In the 1950s, China launched its “two bombs, one satellite” project to develop a nuclear weapon, intercontinental ballistic missile and an artificial satellite. Since then, its military-led space development has made great strides. The same is true for Russia.

In 2007, China successfully carried out its first test of an anti-satellite missile. Some observers have warned that the China’s Beidou satellite navigation system could also be diverted to military use.

This April, the U.S. Office of the Director of National Intelligence expressed strong concerns about China’s space development. The Chinese military, it said in its Annual Threat Assessment, “will continue to integrate space services — such as satellite reconnaissance and positioning, navigation, and timing (PNT) — and satellite communications into its weapons and command-and-control systems to erode the U.S. military’s information advantage.”

A diplomatic source told The Yomiuri Shimbun it was possible that the technologies and knowledge acquired over many years of operating the ISS “could make their way to China via Russia.”

Washington frets

NASA’s Artemis lunar exploration program to send astronauts to the moon’s surface by 2024 is a clear sign the United States is fretting that its leadership in space could be in jeopardy. Former U.S. President Donald Trump insisted, “We are the leader and we’re going to stay the leader.”
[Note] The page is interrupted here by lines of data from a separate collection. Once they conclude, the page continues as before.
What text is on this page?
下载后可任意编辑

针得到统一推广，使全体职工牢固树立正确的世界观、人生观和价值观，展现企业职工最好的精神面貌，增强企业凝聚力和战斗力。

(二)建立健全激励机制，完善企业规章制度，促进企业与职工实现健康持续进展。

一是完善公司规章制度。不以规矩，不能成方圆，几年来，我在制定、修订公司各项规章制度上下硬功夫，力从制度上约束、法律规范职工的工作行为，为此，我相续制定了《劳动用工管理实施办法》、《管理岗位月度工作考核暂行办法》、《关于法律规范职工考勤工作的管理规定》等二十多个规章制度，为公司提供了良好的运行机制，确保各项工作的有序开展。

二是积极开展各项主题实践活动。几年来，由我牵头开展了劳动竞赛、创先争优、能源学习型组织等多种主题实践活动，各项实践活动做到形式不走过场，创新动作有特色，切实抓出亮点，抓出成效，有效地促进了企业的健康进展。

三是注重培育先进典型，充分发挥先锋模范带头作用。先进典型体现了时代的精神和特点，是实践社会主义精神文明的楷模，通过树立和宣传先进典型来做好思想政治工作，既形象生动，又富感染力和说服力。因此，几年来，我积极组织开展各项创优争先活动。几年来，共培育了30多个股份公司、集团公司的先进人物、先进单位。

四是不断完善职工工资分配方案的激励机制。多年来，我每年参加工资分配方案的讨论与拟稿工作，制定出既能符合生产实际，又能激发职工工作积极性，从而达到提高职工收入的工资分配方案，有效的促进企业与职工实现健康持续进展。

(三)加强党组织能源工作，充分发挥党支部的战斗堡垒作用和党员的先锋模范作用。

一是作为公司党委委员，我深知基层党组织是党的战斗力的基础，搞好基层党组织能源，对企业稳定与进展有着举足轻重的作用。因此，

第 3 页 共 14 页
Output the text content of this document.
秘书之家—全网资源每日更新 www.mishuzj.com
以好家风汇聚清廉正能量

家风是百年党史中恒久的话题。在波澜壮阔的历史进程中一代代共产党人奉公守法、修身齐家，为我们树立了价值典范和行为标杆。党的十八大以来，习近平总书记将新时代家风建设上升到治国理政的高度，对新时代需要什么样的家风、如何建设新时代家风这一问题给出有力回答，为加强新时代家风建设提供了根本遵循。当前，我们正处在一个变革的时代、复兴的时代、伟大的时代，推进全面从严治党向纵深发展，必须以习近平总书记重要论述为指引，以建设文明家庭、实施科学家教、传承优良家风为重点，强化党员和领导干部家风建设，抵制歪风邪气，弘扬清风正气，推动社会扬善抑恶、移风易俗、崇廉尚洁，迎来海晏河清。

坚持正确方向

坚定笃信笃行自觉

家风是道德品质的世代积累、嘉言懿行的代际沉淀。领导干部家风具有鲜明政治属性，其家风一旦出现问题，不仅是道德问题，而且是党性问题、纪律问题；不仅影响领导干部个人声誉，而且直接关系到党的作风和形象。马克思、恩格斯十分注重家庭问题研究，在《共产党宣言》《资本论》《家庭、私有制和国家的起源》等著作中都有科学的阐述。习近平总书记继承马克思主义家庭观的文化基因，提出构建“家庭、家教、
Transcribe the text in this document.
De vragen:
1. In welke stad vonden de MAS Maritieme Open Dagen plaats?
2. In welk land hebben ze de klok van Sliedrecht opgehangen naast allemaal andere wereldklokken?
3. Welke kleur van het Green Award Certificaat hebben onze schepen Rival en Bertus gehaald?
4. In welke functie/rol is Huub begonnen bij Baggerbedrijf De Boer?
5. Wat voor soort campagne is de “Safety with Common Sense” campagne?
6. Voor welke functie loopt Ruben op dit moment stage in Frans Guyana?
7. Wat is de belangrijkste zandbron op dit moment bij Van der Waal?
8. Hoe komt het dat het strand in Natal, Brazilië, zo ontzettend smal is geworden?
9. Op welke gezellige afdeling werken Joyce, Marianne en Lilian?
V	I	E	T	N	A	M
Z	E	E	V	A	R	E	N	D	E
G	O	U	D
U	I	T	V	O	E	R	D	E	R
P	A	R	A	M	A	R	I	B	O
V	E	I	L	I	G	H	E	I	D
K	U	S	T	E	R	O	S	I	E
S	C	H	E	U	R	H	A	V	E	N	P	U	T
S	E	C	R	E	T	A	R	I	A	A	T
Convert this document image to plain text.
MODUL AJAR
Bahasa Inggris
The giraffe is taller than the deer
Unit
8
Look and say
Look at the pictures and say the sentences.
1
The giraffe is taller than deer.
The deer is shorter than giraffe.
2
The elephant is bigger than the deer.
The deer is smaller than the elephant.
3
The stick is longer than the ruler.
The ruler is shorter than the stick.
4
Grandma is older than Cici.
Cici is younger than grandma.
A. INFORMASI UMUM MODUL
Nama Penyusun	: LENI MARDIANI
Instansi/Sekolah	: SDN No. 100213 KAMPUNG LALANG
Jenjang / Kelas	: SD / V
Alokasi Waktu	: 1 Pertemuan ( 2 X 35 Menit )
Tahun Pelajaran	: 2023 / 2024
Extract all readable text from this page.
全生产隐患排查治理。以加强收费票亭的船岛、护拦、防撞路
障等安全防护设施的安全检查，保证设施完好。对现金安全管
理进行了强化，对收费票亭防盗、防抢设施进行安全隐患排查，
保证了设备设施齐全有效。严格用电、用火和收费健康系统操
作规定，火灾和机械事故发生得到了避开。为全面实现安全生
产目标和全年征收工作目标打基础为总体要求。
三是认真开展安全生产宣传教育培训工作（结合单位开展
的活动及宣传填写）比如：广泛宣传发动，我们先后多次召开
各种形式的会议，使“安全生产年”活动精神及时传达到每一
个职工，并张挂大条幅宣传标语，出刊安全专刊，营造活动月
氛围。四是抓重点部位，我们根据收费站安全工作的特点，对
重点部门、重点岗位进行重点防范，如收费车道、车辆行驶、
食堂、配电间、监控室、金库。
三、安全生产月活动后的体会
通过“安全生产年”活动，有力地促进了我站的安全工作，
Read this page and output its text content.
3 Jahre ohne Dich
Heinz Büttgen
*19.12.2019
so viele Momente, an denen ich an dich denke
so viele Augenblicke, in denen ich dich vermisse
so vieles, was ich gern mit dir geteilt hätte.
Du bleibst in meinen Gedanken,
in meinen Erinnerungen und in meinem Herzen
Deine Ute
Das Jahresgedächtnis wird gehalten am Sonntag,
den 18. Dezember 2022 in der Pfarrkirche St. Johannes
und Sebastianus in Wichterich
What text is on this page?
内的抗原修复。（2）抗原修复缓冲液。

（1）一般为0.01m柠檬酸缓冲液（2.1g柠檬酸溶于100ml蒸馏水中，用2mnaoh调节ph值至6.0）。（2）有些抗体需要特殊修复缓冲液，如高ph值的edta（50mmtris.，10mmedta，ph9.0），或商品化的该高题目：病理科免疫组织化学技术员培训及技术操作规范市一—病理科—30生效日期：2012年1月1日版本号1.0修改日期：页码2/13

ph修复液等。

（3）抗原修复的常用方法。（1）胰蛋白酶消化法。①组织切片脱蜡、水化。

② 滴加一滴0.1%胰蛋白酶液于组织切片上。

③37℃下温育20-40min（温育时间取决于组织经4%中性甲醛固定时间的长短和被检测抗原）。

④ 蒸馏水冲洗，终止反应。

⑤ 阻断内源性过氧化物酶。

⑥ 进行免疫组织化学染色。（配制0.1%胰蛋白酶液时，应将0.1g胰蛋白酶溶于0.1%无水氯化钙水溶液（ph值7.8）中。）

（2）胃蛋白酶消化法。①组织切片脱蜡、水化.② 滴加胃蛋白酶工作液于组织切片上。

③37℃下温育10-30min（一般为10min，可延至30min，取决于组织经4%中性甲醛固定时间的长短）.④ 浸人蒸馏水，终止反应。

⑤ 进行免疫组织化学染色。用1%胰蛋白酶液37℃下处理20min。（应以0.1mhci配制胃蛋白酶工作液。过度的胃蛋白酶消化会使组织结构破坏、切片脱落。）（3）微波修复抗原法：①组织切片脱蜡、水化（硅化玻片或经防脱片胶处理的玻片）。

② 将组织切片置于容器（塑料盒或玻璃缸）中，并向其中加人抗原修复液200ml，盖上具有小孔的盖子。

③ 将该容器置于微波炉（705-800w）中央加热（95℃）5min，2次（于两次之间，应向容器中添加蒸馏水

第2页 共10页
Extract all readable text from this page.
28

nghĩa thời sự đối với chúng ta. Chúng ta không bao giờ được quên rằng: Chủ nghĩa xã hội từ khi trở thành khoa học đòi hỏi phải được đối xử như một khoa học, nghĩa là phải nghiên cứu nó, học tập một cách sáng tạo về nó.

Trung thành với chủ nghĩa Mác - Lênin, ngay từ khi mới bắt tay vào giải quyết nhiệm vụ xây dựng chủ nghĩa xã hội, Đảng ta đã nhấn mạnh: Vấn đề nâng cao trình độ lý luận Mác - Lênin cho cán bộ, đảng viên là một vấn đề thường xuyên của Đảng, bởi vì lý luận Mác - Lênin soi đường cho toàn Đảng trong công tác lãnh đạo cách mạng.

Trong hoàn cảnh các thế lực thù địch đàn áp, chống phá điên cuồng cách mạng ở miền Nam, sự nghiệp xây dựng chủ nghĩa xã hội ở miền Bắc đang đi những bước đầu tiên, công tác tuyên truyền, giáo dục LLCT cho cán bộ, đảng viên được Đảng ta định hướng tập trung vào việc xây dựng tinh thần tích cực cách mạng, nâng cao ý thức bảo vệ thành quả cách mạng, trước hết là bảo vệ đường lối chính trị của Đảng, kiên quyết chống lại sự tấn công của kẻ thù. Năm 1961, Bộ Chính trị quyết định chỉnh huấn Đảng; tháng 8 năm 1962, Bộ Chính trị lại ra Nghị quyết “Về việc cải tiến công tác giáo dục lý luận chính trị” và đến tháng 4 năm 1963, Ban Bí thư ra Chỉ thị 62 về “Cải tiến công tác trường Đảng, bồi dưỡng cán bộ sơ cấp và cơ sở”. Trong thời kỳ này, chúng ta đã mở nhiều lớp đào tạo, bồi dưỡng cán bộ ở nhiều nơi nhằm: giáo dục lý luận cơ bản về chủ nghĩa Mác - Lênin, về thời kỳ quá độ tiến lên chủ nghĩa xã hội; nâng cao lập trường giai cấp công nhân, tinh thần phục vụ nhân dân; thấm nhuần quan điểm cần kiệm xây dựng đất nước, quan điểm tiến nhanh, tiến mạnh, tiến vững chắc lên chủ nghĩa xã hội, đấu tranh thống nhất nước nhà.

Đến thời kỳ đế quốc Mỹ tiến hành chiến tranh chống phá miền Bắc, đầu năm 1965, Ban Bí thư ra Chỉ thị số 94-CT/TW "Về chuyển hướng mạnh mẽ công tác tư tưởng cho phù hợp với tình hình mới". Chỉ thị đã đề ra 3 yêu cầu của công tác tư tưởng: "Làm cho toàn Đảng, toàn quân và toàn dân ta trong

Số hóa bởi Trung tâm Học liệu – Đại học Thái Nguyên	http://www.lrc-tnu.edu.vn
Trump chose human spaceflight to the moon, into which China also has poured vast resources. The United States also plans to send the first crewed mission to Mars in the 2030s.

In October 2020, Japan, European nations and other countries agreed on international rules covering issues in space including the use of resources extracted during lunar exploration. This was partly to curb any future Chinese moves on the moon’s surface. U.S. President Joe Biden, who has been stepping up pressure on China and Russia through U.S. allies and friends in the diplomatic and security fields, plans to continue this approach.

Russia, in addition to pulling out of the ISS, also has revealed it is considering constructing its own space station. For Moscow, space development has been a way to display national strength to Washington ever since the days of the Soviet Union. As well as making its presence felt, it seems Russia recognizes a potential threat from its neighbor China and wants to preserve its solid position in space.

The online edition of the Global Times, a daily newspaper under the umbrella of the Communist Party of China, carried an editorial lauding the successful April 29 launch of the space station module. The paper added, “Of course, compared with the U.S. and Russia, China still lags behind.”

Many observers believe competition among the United States, China and Russia will grow even more complex in the years ahead.